Sanctions financières : Amendes de 1 200 € à 300 000 € en cas de non-conformité des travaux

Délais de prescription : 6 ans pour les sanctions pénales, 10 ans pour les poursuites civiles

Régularisation possible : Vous pouvez déposer votre DAACT même tardivement avec le formulaire Cerfa 13408*12

Impact sur la vente : L’absence de DAACT complique considérablement la transaction immobilière

Zones spécifiques : Pas de prescription dans certaines zones à risques ou sites classés

Délai initial : La DAACT doit normalement être déposée dans les 90 jours suivant l’achèvement

Qu’est-ce que la DAACT et pourquoi est-elle obligatoire ?

La Déclaration Attestant l’Achèvement et la Conformité des Travaux (DAACT) constitue l’étape finale obligatoire de tout projet de construction ou de rénovation ayant fait l’objet d’une autorisation d’urbanisme. Ce document officiel, établi sur le formulaire Cerfa 13408*12, remplit plusieurs fonctions essentielles.

Cette déclaration permet d’informer officiellement la mairie que vos travaux sont terminés et qu’ils respectent l’autorisation d’urbanisme obtenue initialement. Elle constitue une attestation de conformité qui protège à la fois l’intérêt général et vos propres intérêts en tant que propriétaire.
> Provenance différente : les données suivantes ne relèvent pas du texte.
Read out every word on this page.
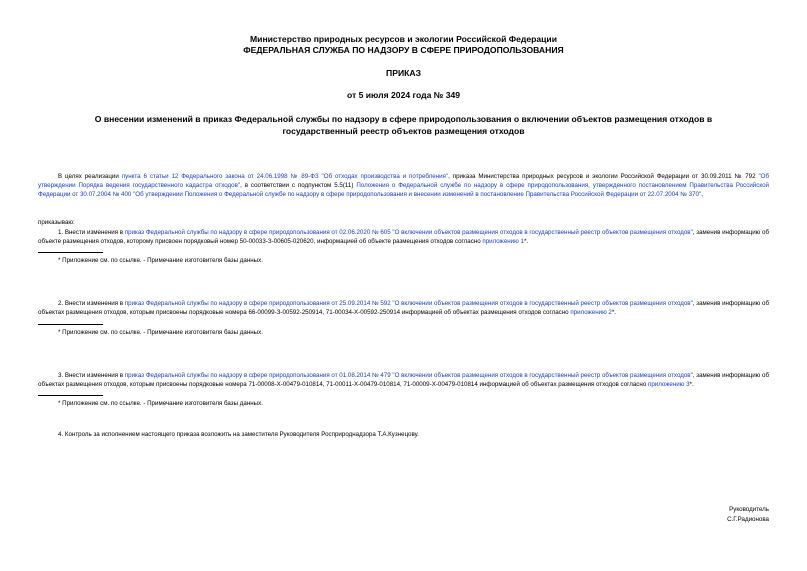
Министерство природных ресурсов и экологии Российской Федерации
ФЕДЕРАЛЬНАЯ СЛУЖБА ПО НАДЗОРУ В СФЕРЕ ПРИРОДОПОЛЬЗОВАНИЯ
ПРИКАЗ
от 5 июля 2024 года № 349
О внесении изменений в приказ Федеральной службы по надзору в сфере природопользования о включении объектов размещения отходов в государственный реестр объектов размещения отходов
В целях реализации пункта 6 статьи 12 Федерального закона от 24.06.1998 № 89-ФЗ "Об отходах производства и потребления", приказа Министерства природных ресурсов и экологии Российской Федерации от 30.09.2011 № 792 "Об утверждении Порядка ведения государственного кадастра отходов", в соответствии с подпунктом 5.5(11) Положения о Федеральной службе по надзору в сфере природопользования, утвержденного постановлением Правительства Российской Федерации от 30.07.2004 № 400 "Об утверждении Положения о Федеральной службе по надзору в сфере природопользования и внесении изменений в постановление Правительства Российской Федерации от 22.07.2004 № 370",
приказываю:
1. Внести изменения в приказ Федеральной службы по надзору в сфере природопользования от 02.06.2020 № 605 "О включении объектов размещения отходов в государственный реестр объектов размещения отходов", заменив информацию об объекте размещения отходов, которому присвоен порядковый номер 50-00033-З-00605-020620, информацией об объекте размещения отходов согласно приложению 1*.
* Приложение см. по ссылке. - Примечание изготовителя базы данных.
2. Внести изменения в приказ Федеральной службы по надзору в сфере природопользования от 25.09.2014 № 592 "О включении объектов размещения отходов в государственный реестр объектов размещения отходов", заменив информацию об объектах размещения отходов, которым присвоены порядковые номера 66-00099-З-00592-250914, 71-00034-Х-00592-250914 информацией об объектах размещения отходов согласно приложению 2*.
* Приложение см. по ссылке. - Примечание изготовителя базы данных.
3. Внести изменения в приказ Федеральной службы по надзору в сфере природопользования от 01.08.2014 № 479 "О включении объектов размещения отходов в государственный реестр объектов размещения отходов", заменив информацию об объектах размещения отходов, которым присвоены порядковые номера 71-00008-Х-00479-010814, 71-00011-Х-00479-010814, 71-00009-Х-00479-010814 информацией об объектах размещения отходов согласно приложению 3*.
* Приложение см. по ссылке. - Примечание изготовителя базы данных.
4. Контроль за исполнением настоящего приказа возложить на заместителя Руководителя Росприроднадзора Т.А.Кузнецову.
Руководитель
С.Г.Радионова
La DAACT s’applique obligatoirement à tous les travaux ayant nécessité un permis de construire, un permis d’aménager ou une déclaration préalable. Sans cette formalité, vous vous exposez à diverses sanctions et complications administratives qui peuvent avoir des répercussions durables sur votre patrimoine immobilier.

déclaration d'achèvement des travaux

Les risques et sanctions en cas d’oubli

Sanctions financières immédiates

L’oubli de la DAACT vous expose à des sanctions financières qui varient selon la gravité de la situation. Selon l’article L.480-4 du Code de l’urbanisme, en cas de non-conformité des travaux, l’amende varie de 1 200 à 300 000 euros. Cette fourchette importante dépend de la nature des infractions constatées et de la surface concernée.

Au-delà des amendes directes, l’absence de DAACT entraîne automatiquement la perte des exonérations temporaires de taxe foncière. Ces exonérations, qui peuvent s’étendre sur 2, 10, 15 ou même 20 ans selon le type de construction, représentent souvent des économies substantielles perdues définitivement.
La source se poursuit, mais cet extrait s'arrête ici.